Klimawandel kostet Österreich 8,8 Mrd. jährlich

25.02.2015

"Der Klimawandel wird zunehmend im Geldbörsel spürbar", warnt Ingmar Höbarth, Chef des staatlichen Klima- und Energiefonds. Es müsse bis 2050 mit bis zu 8,8 Mrd. Euro an jährlichen Kosten gerechnet werden - wenn die Lage nicht noch schlechter wird. "Das ist kein Horrorszenario, sondern eine sehr vorsichtige Prognose", so Höbarth. Aktuell liege die Schadenssumme bei einer Milliarde Euro im Jahr.

Die jetzigen Klimakapriolen seien nur ein Vorgeschmack auf das, was noch komme, warnt der Klimaforscher.
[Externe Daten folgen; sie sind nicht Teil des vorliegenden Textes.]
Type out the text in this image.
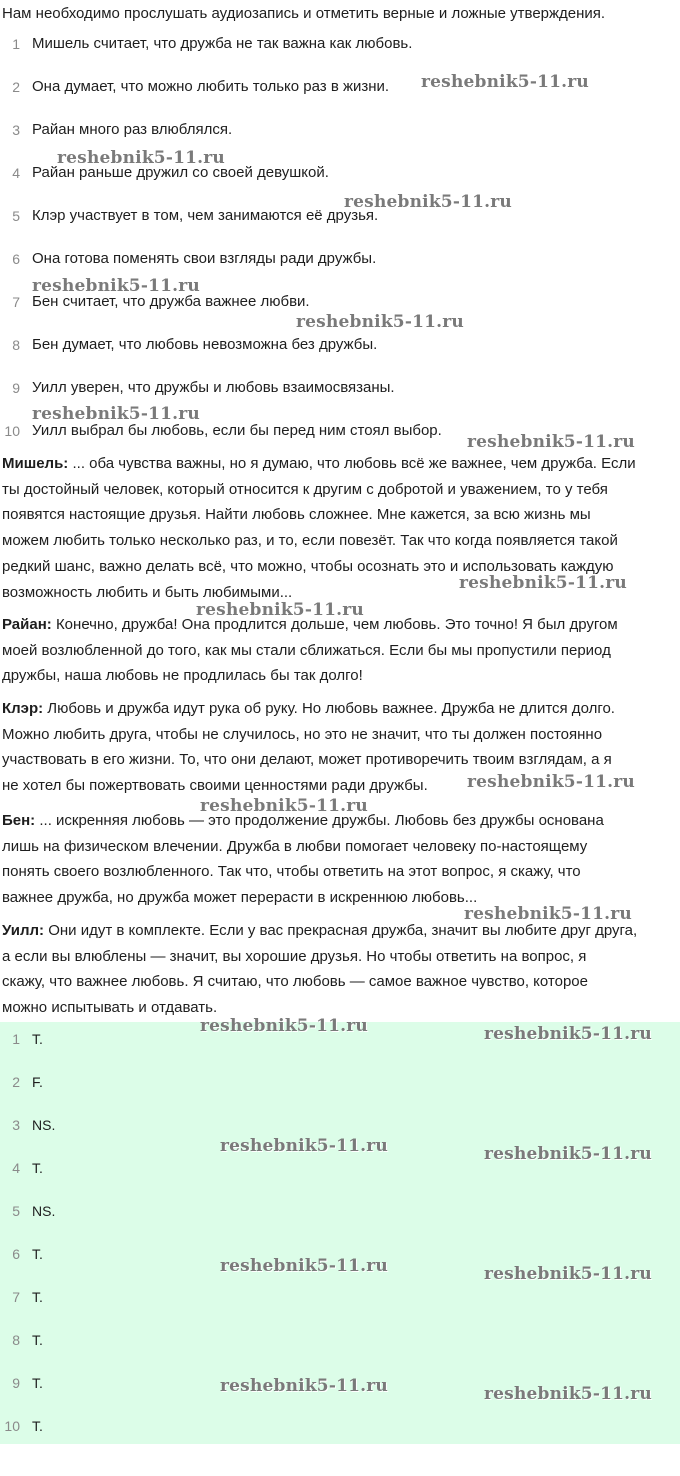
Нам необходимо прослушать аудиозапись и отметить верные и ложные утверждения.
1 Мишель считает, что дружба не так важна как любовь.
2 Она думает, что можно любить только раз в жизни.
3 Райан много раз влюблялся.
4 Райан раньше дружил со своей девушкой.
5 Клэр участвует в том, чем занимаются её друзья.
6 Она готова поменять свои взгляды ради дружбы.
7 Бен считает, что дружба важнее любви.
8 Бен думает, что любовь невозможна без дружбы.
9 Уилл уверен, что дружбы и любовь взаимосвязаны.
10 Уилл выбрал бы любовь, если бы перед ним стоял выбор.
Мишель: ... оба чувства важны, но я думаю, что любовь всё же важнее, чем дружба. Если
ты достойный человек, который относится к другим с добротой и уважением, то у тебя
появятся настоящие друзья. Найти любовь сложнее. Мне кажется, за всю жизнь мы
можем любить только несколько раз, и то, если повезёт. Так что когда появляется такой
редкий шанс, важно делать всё, что можно, чтобы осознать это и использовать каждую
возможность любить и быть любимыми...
Райан: Конечно, дружба! Она продлится дольше, чем любовь. Это точно! Я был другом
моей возлюбленной до того, как мы стали сближаться. Если бы мы пропустили период
дружбы, наша любовь не продлилась бы так долго!
Клэр: Любовь и дружба идут рука об руку. Но любовь важнее. Дружба не длится долго.
Можно любить друга, чтобы не случилось, но это не значит, что ты должен постоянно
участвовать в его жизни. То, что они делают, может противоречить твоим взглядам, а я
не хотел бы пожертвовать своими ценностями ради дружбы.
Бен: ... искренняя любовь — это продолжение дружбы. Любовь без дружбы основана
лишь на физическом влечении. Дружба в любви помогает человеку по-настоящему
понять своего возлюбленного. Так что, чтобы ответить на этот вопрос, я скажу, что
важнее дружба, но дружба может перерасти в искреннюю любовь...
Уилл: Они идут в комплекте. Если у вас прекрасная дружба, значит вы любите друг друга,
а если вы влюблены — значит, вы хорошие друзья. Но чтобы ответить на вопрос, я
скажу, что важнее любовь. Я считаю, что любовь — самое важное чувство, которое
можно испытывать и отдавать.
1 T.
2 F.
3 NS.
4 T.
5 NS.
6 T.
7 T.
8 T.
9 T.
10 T.
reshebnik5-11.ru
reshebnik5-11.ru
reshebnik5-11.ru
reshebnik5-11.ru
reshebnik5-11.ru
reshebnik5-11.ru
reshebnik5-11.ru
reshebnik5-11.ru
reshebnik5-11.ru
reshebnik5-11.ru
reshebnik5-11.ru
reshebnik5-11.ru
reshebnik5-11.ru	reshebnik5-11.ru
reshebnik5-11.ru	reshebnik5-11.ru
reshebnik5-11.ru	reshebnik5-11.ru
reshebnik5-11.ru	reshebnik5-11.ru
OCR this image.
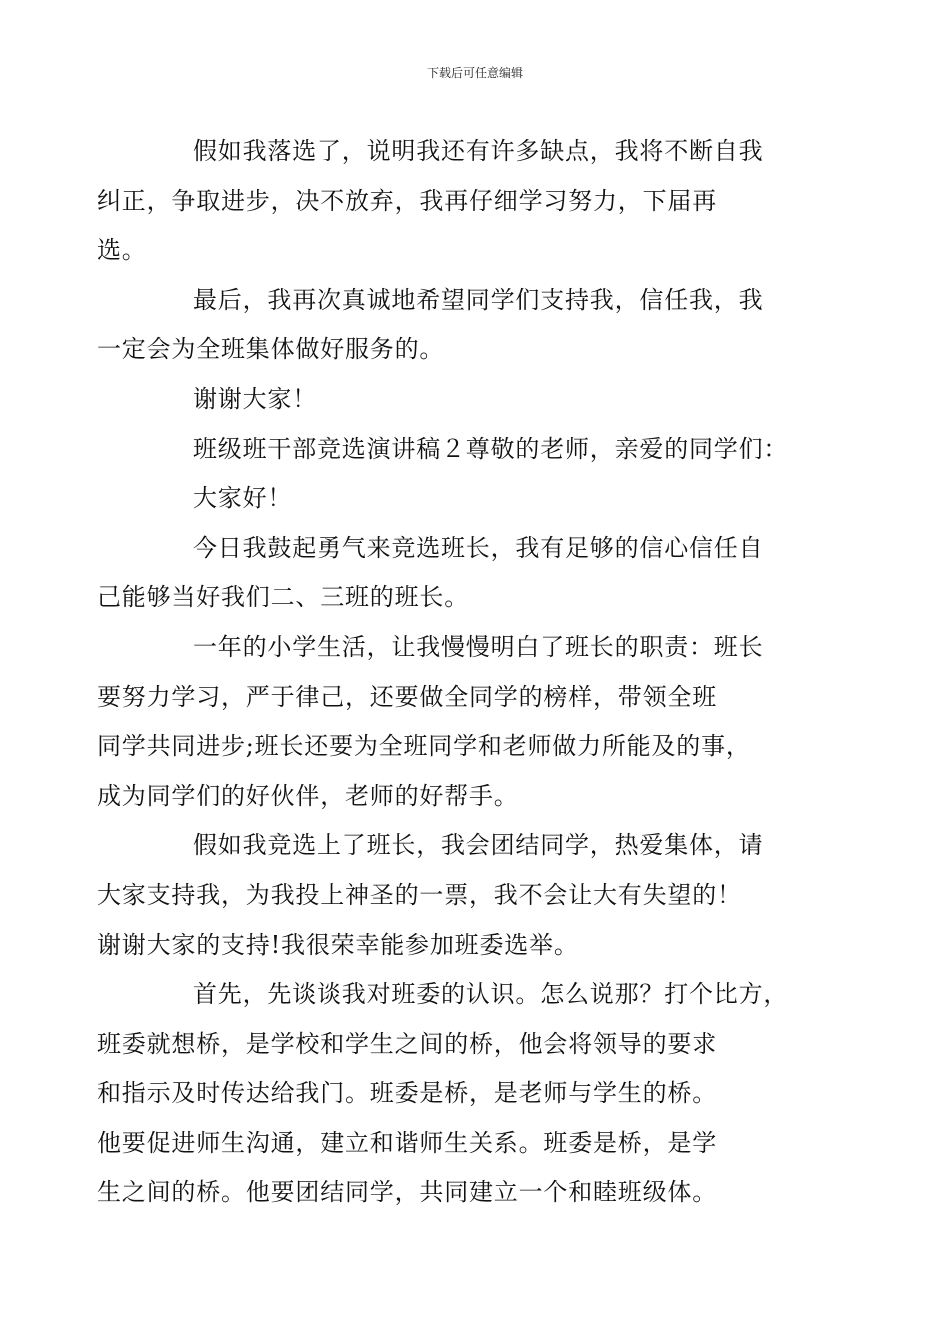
下载后可任意编辑

假如我落选了，说明我还有许多缺点，我将不断自我
纠正，争取进步，决不放弃，我再仔细学习努力，下届再
选。

最后，我再次真诚地希望同学们支持我，信任我，我
一定会为全班集体做好服务的。

谢谢大家！

班级班干部竞选演讲稿２尊敬的老师，亲爱的同学们：

大家好！

今日我鼓起勇气来竞选班长，我有足够的信心信任自
己能够当好我们二、三班的班长。

一年的小学生活，让我慢慢明白了班长的职责：班长
要努力学习，严于律己，还要做全同学的榜样，带领全班
同学共同进步;班长还要为全班同学和老师做力所能及的事，
成为同学们的好伙伴，老师的好帮手。

假如我竞选上了班长，我会团结同学，热爱集体，请
大家支持我，为我投上神圣的一票，我不会让大有失望的！
谢谢大家的支持!我很荣幸能参加班委选举。

首先，先谈谈我对班委的认识。怎么说那？打个比方，
班委就想桥，是学校和学生之间的桥，他会将领导的要求
和指示及时传达给我门。班委是桥，是老师与学生的桥。
他要促进师生沟通，建立和谐师生关系。班委是桥，是学
生之间的桥。他要团结同学，共同建立一个和睦班级体。
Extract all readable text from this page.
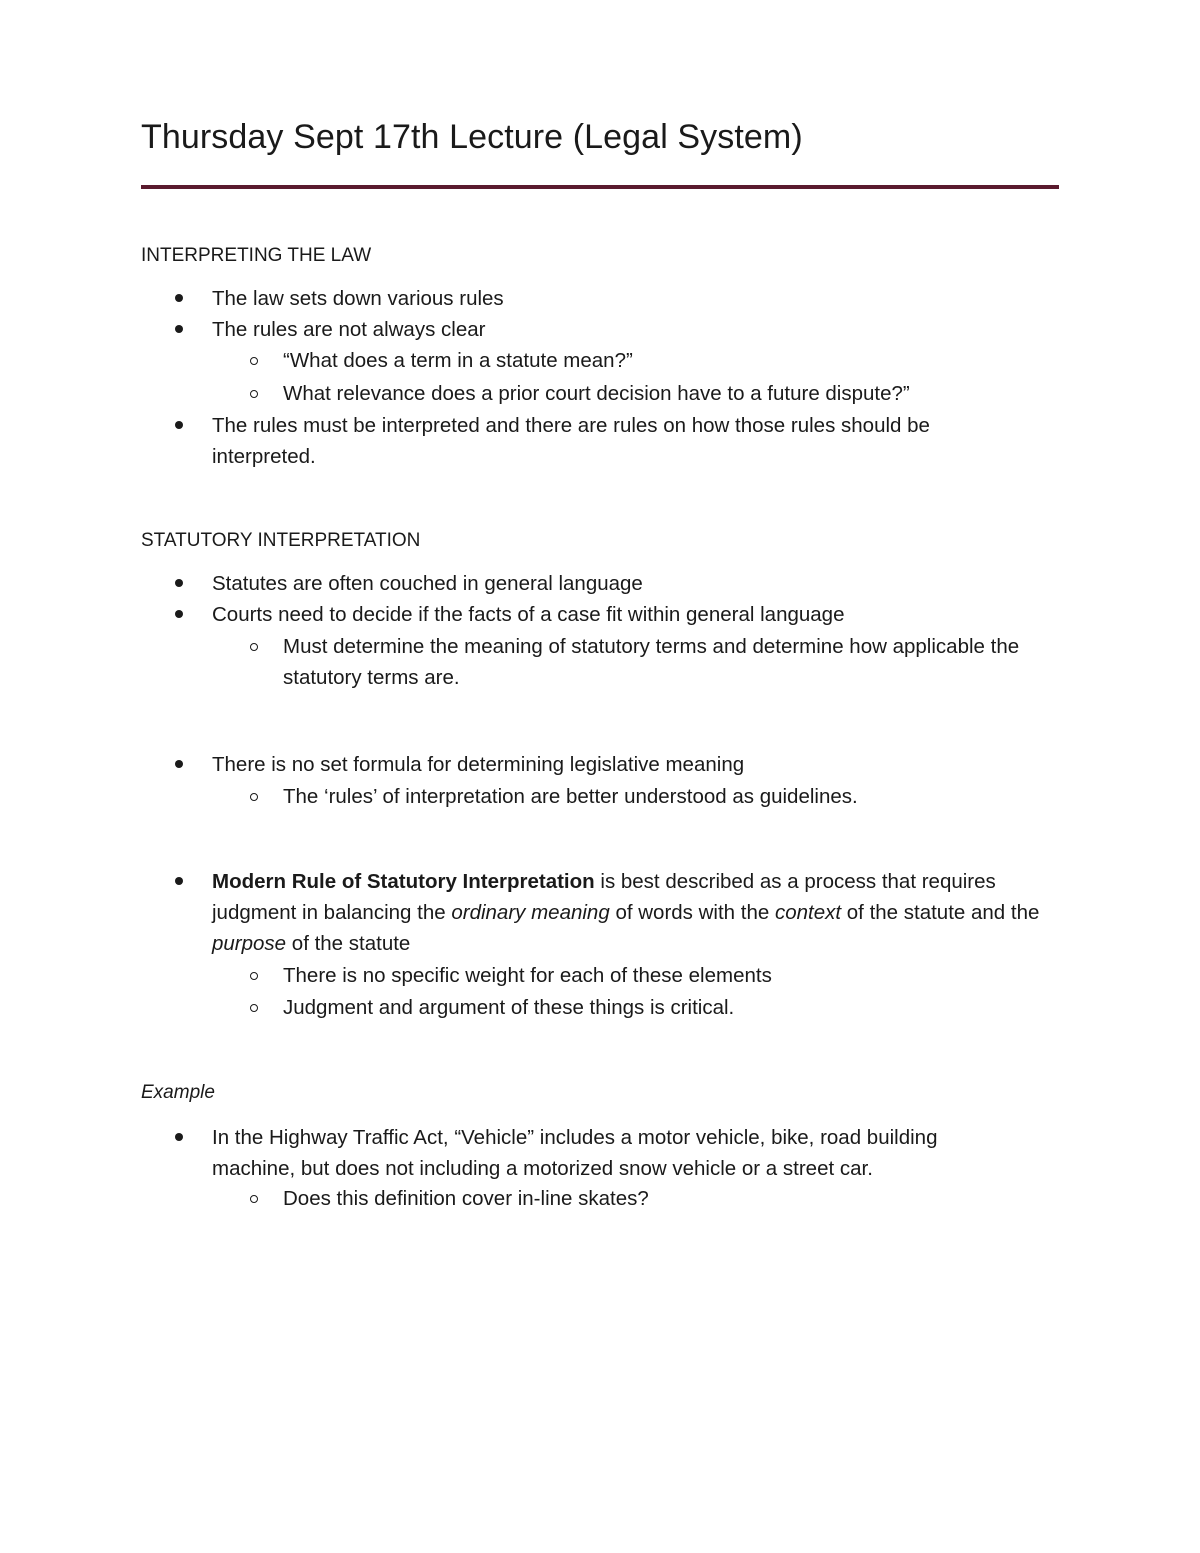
Thursday Sept 17th Lecture (Legal System)
INTERPRETING THE LAW
The law sets down various rules
The rules are not always clear
“What does a term in a statute mean?”
What relevance does a prior court decision have to a future dispute?”
The rules must be interpreted and there are rules on how those rules should be interpreted.
STATUTORY INTERPRETATION
Statutes are often couched in general language
Courts need to decide if the facts of a case fit within general language
Must determine the meaning of statutory terms and determine how applicable the statutory terms are.
There is no set formula for determining legislative meaning
The ‘rules’ of interpretation are better understood as guidelines.
Modern Rule of Statutory Interpretation is best described as a process that requires judgment in balancing the ordinary meaning of words with the context of the statute and the purpose of the statute
There is no specific weight for each of these elements
Judgment and argument of these things is critical.
Example
In the Highway Traffic Act, “Vehicle” includes a motor vehicle, bike, road building machine, but does not including a motorized snow vehicle or a street car.
Does this definition cover in-line skates?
Der November des Vorjahres sei der wärmste Novembermonat seit Temperaturaufzeichnungen gewesen, der Winter komme mittlerweile mit zwei Monaten Verspätung - mit fatalen Folgen. So stehen in Österreich mittlerweile 20.000 Schneekanonen.

Für Touristiker hat Höbarth eine mehr als alarmierenden Botschaft: Bis 2050 wird es aufgrund des Klimawandels jährlich eine Millionen Nächtigungen weniger geben. "Wintertourismus wird in vielen Lagen Österreichs kürzer oder gar nicht mehr in der bekannten Form stattfinden können", warnte auch sein Kollege Karl Steiniger am Donnerstag vor Journalisten.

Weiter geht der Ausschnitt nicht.